In conclusion, new derivatives of 2-sulfanylquinazolin-4(3H)-one derivatives were synthesized, and their in vitro cytotoxic activities against normal human cells (WI38) and some human cancer cell lines (MCF-7, MDA-MB-231, HepG2, and HeLa) were evaluated. In comparison to doxorubicin and sunitinib, the evaluated compounds showed weak-to-strong anti-proliferative activities against the tested cancer cell lines. Among the derivatives, compound 5d was the most potent derivative and exhibited broad-spectrum cytotoxicity against all cancer cell lines under investigation. Moreover, compound 5d was the least toxic in the normal human cell line when compared to the other derivatives and doxorubicin.

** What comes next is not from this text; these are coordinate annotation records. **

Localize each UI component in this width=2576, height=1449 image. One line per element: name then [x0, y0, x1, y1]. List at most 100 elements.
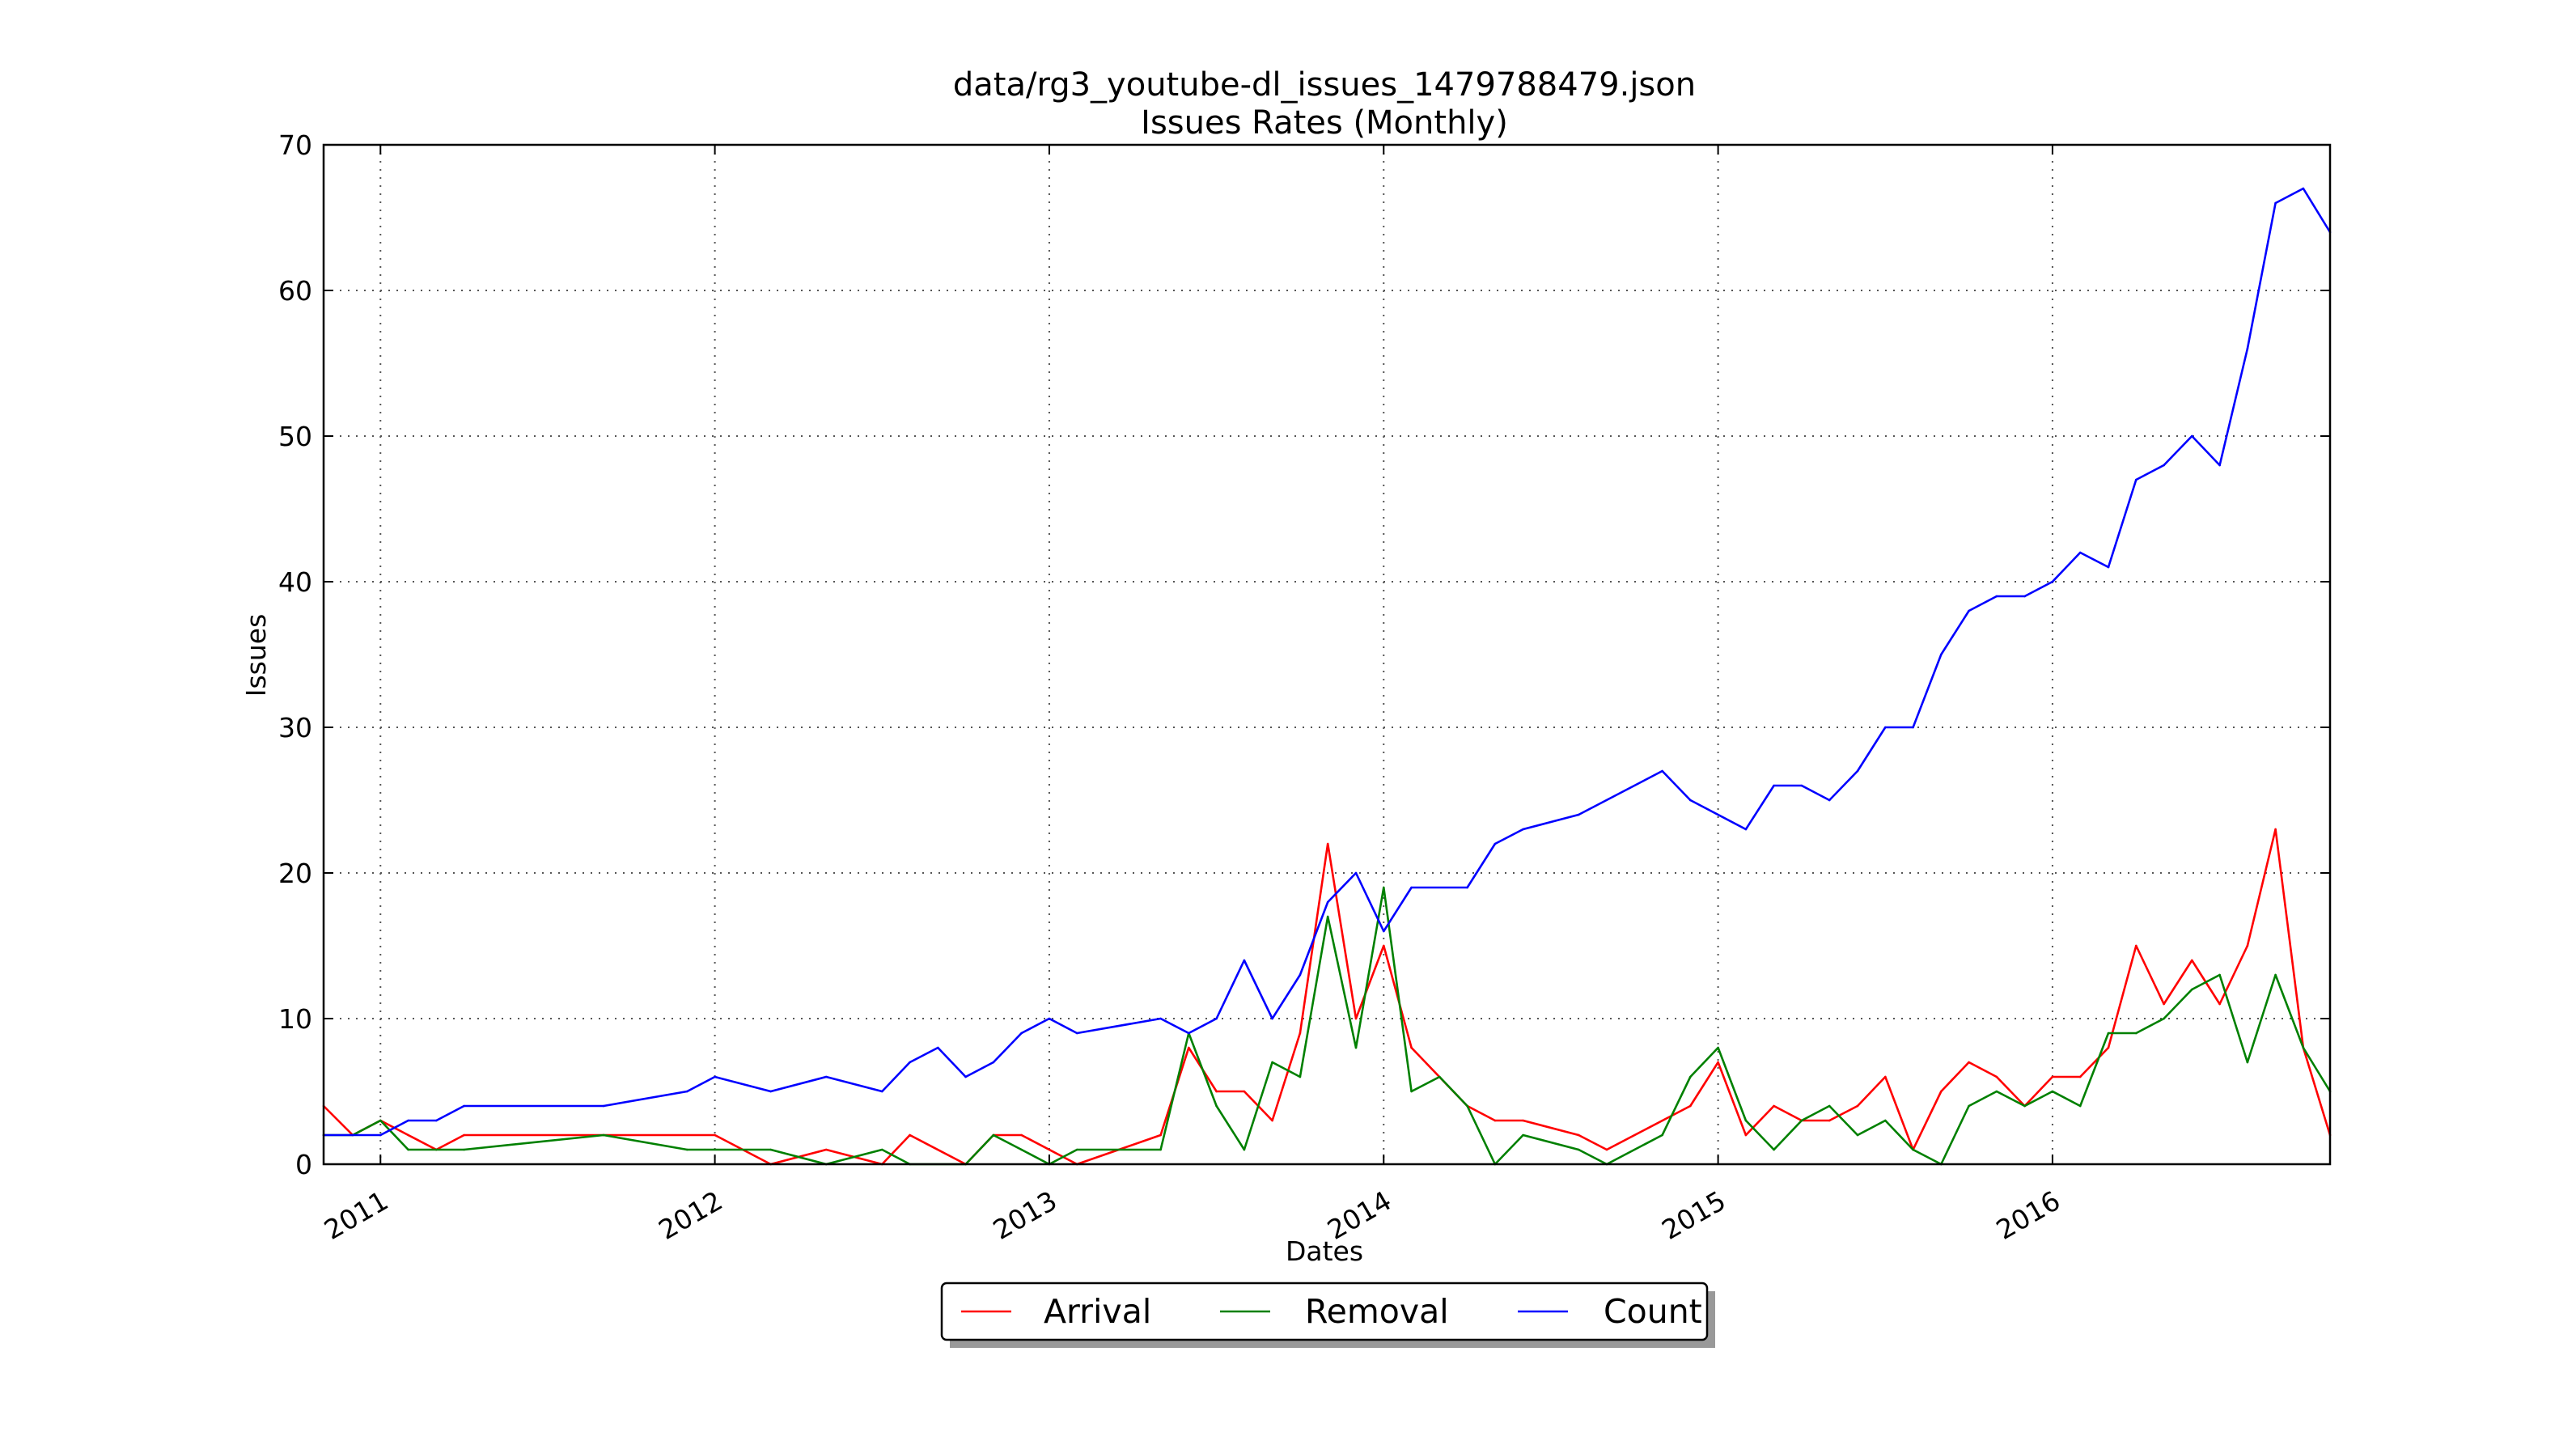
data-point-count	[2274, 201, 2277, 205]
data-point-count	[1271, 1017, 1273, 1020]
y-tick-label: 10	[278, 1003, 312, 1035]
data-point-count	[379, 1133, 382, 1137]
data-point-arrival	[1689, 1104, 1692, 1108]
data-point-count	[881, 1090, 883, 1093]
data-point-removal	[1299, 1075, 1302, 1078]
data-point-count	[1828, 799, 1831, 802]
data-point-removal	[2274, 973, 2277, 977]
data-point-removal	[463, 1148, 465, 1151]
data-point-arrival	[2274, 828, 2277, 831]
data-point-arrival	[909, 1133, 911, 1137]
data-point-count	[1968, 609, 1970, 612]
series-line-count	[324, 187, 2332, 1137]
data-point-arrival	[2078, 1075, 2082, 1078]
data-point-count	[909, 1061, 911, 1064]
data-point-arrival	[2191, 959, 2193, 962]
data-point-count	[1995, 595, 1998, 598]
data-point-removal	[1326, 915, 1329, 918]
data-point-removal	[1438, 1075, 1441, 1078]
data-point-arrival	[1968, 1061, 1970, 1064]
data-point-removal	[2078, 1104, 2082, 1108]
data-point-arrival	[1215, 1090, 1218, 1093]
data-point-arrival	[1884, 1075, 1887, 1078]
data-point-removal	[1383, 886, 1385, 889]
data-point-arrival	[1605, 1148, 1608, 1151]
data-point-count	[1243, 959, 1246, 962]
data-point-removal	[1773, 1148, 1775, 1151]
y-tick-label: 40	[278, 566, 312, 598]
data-point-removal	[1020, 1148, 1023, 1151]
data-point-arrival	[2107, 1046, 2110, 1049]
data-point-count	[2246, 347, 2249, 350]
series-lines	[322, 187, 2332, 1166]
data-point-count	[2135, 478, 2137, 481]
y-tick-label: 70	[278, 129, 312, 161]
data-point-count	[602, 1104, 605, 1108]
data-point-removal	[992, 1133, 995, 1137]
data-point-count	[992, 1061, 995, 1064]
data-point-arrival	[1717, 1061, 1719, 1064]
data-point-removal	[602, 1133, 605, 1137]
data-point-count	[714, 1075, 716, 1078]
data-point-removal	[1689, 1075, 1692, 1078]
data-point-removal	[1661, 1133, 1663, 1137]
data-point-count	[2051, 580, 2054, 583]
data-point-arrival	[1326, 842, 1329, 845]
data-point-count	[2107, 566, 2110, 569]
data-point-count	[937, 1046, 939, 1049]
data-point-count	[2163, 464, 2165, 467]
data-point-removal	[1075, 1148, 1078, 1151]
gridlines	[324, 145, 2330, 1164]
data-point-count	[1466, 886, 1468, 889]
data-point-removal	[407, 1148, 409, 1151]
y-tick-label: 30	[278, 712, 312, 744]
x-axis-label: Dates	[1286, 1235, 1363, 1267]
data-point-removal	[1159, 1148, 1162, 1151]
data-point-arrival	[2051, 1075, 2054, 1078]
data-point-arrival	[1159, 1133, 1162, 1137]
data-point-removal	[769, 1148, 772, 1151]
data-point-count	[2302, 187, 2305, 190]
legend-label-removal: Removal	[1305, 1292, 1449, 1331]
data-point-removal	[1522, 1133, 1524, 1137]
data-point-arrival	[824, 1148, 828, 1151]
data-point-arrival	[1410, 1046, 1413, 1049]
data-point-count	[2023, 595, 2026, 598]
data-point-removal	[1828, 1104, 1831, 1108]
data-point-arrival	[1383, 944, 1385, 947]
data-point-removal	[1354, 1046, 1358, 1049]
data-point-removal	[2163, 1017, 2165, 1020]
data-point-arrival	[1243, 1090, 1246, 1093]
data-point-arrival	[1577, 1133, 1580, 1137]
y-tick-label: 0	[295, 1149, 312, 1180]
data-point-arrival	[1773, 1104, 1775, 1108]
data-point-arrival	[1995, 1075, 1998, 1078]
data-point-count	[824, 1075, 828, 1078]
data-point-removal	[2023, 1104, 2026, 1108]
plot-frame	[322, 143, 2332, 1166]
data-point-count	[1215, 1017, 1218, 1020]
data-point-removal	[1410, 1090, 1413, 1093]
data-point-arrival	[1188, 1046, 1190, 1049]
data-point-count	[1884, 726, 1887, 729]
data-point-arrival	[1020, 1133, 1023, 1137]
data-point-arrival	[1940, 1090, 1943, 1093]
data-point-count	[1188, 1032, 1190, 1035]
y-axis-label: Issues	[240, 614, 272, 697]
data-point-count	[2218, 464, 2221, 467]
legend-label-arrival: Arrival	[1044, 1292, 1151, 1331]
data-point-arrival	[1744, 1133, 1748, 1137]
data-point-count	[964, 1075, 967, 1078]
data-point-count	[1912, 726, 1914, 729]
data-point-removal	[1968, 1104, 1970, 1108]
y-tick-label: 50	[278, 421, 312, 452]
series-line-removal	[324, 886, 2332, 1166]
data-point-removal	[1717, 1046, 1719, 1049]
data-point-count	[1075, 1032, 1078, 1035]
data-point-arrival	[1828, 1119, 1831, 1122]
data-point-count	[1048, 1017, 1051, 1020]
data-point-arrival	[1856, 1104, 1859, 1108]
data-point-removal	[1800, 1119, 1803, 1122]
data-point-count	[1800, 784, 1803, 787]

The potential of compound 5d as a muti-targeted kinase inhibitor was investigated in HepG2 cells. The results revealed inhibitory effects in the nanomolar range against VEGFR2, EGFR, HER2, and CDK2 kinases when compared to the corresponding positive reference. Additionally, the apoptosis induction assessment indicated that compound 5d was able to arrest the cell cycle at the S phase and induced apoptosis 10-fold when compared to untreated HepG2 cells. The induction of apoptosis from compound 5d was associated with its effect on the upregulation of caspase-3, caspase-9, and Bax and the downregulation of Bcl-2 expression. The in silico molecular docking studies showed good binding affinity regarding compound 5d in the ATP binding pocket of the tested kinases when compared to the reference inhibitors. Based on our findings, compound 5d showed promising multi-kinase inhibition and apoptosis induction, which can serve as a lead for the further development of potent cancer therapeutics.